🤖 AI Summary
Existing neural rendering approaches generally overlook the influence of temperature on visual appearance, making it difficult to faithfully simulate thermally coupled phenomena such as melting and solidification. This work introduces thermal phase-change dynamics into 3D Gaussian splatting for the first time by endowing Gaussian points with temperature attributes. It couples a numerical heat conduction–convection solver with Material Point Method (MPM) dynamics and proposes a topology-adaptive rendering strategy to mitigate visual artifacts caused by large deformations. The resulting framework achieves high-fidelity, physically consistent rendering of thermophysical dynamic scenes, demonstrating significantly improved realism and controllability over existing methods in complex phase-transition processes like melting and solidification.
📝 Abstract
Recent advances integrate physically grounded Newtonian dynamics with neural rendering frameworks, narrowing the gap between photorealistic scene reconstruction and physics-based animation. However, existing approaches focus on mechanically driven dynamics while neglecting temperature, a fundamental yet invisible physical factor underlying phenomena such as melting, solidification, and other thermomechanical processes.
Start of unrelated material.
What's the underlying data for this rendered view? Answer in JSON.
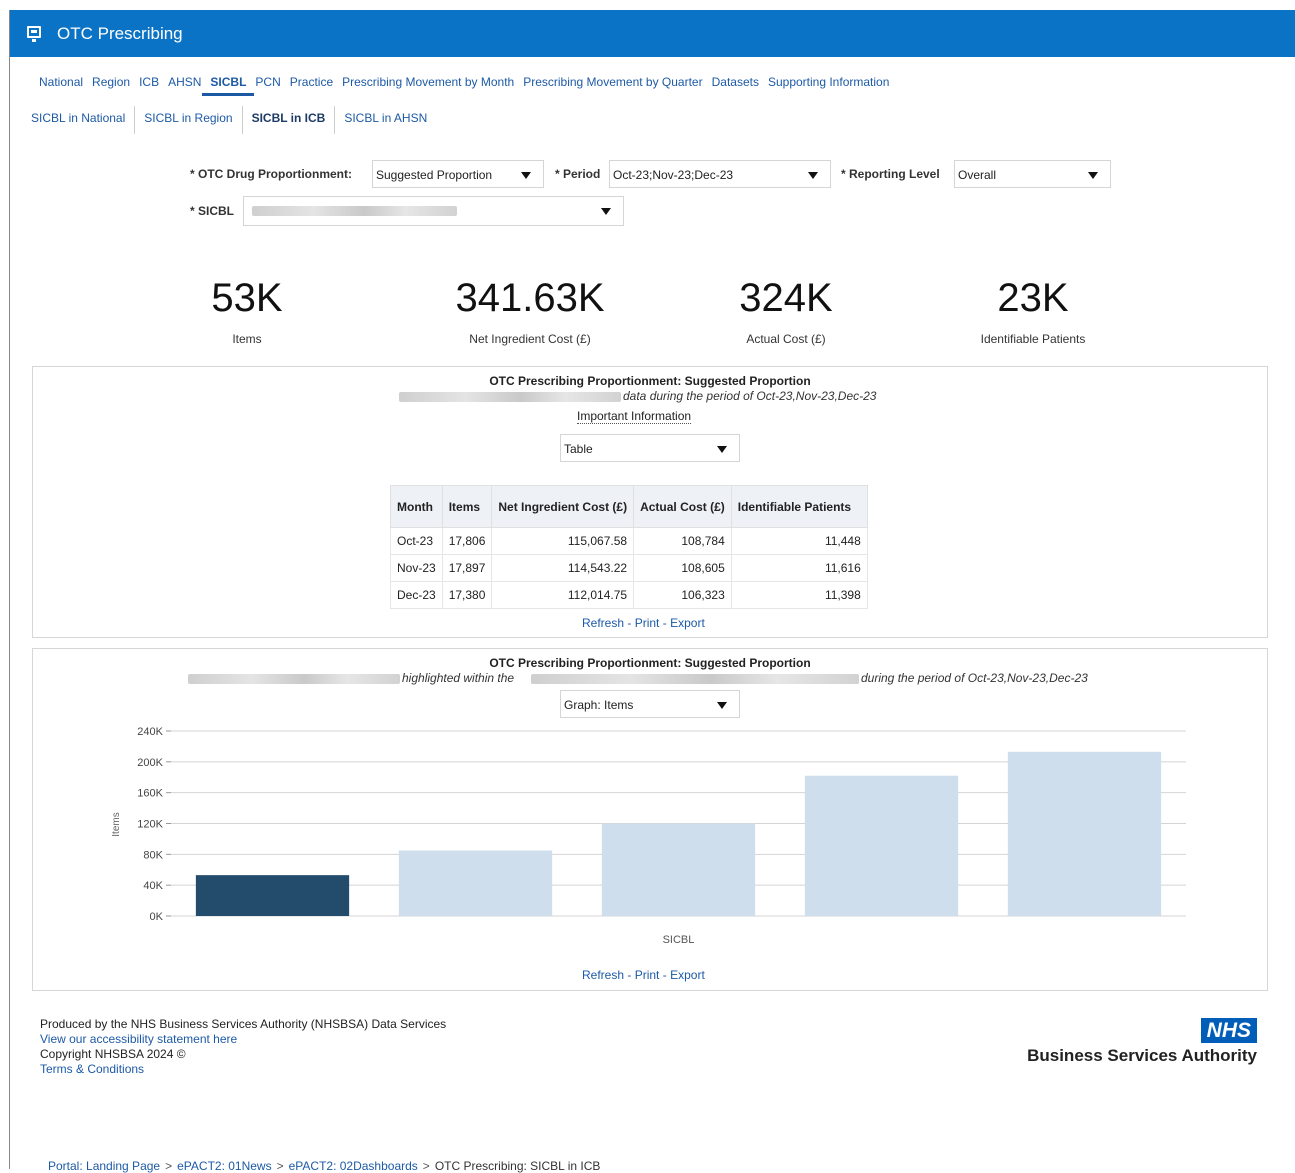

In this paper, we propose MeGAS, a novel framework that incorporates thermomechanical phase-change dynamics into 3D Gaussian Splatting (3DGS). Specifically, we propose a new thermomechanical dynamic Gaussian Splatting representation that augments 3DGS with temperature attributes and employs a heat advection-diffusion solver with MPM dynamics incorporating phase transitions, enabling physically plausible and visually realistic synthesis of thermophysical phenomena. Furthermore, a new topology-adaptive Gaussian rendering strategy is proposed to mitigate cracking and floaters under extreme deformation. Extensive experiments demonstrate that MeGAS produces physically consistent thermomechanical behavior while maintaining high-fidelity photorealistic rendering, advancing toward physics-integrated world models.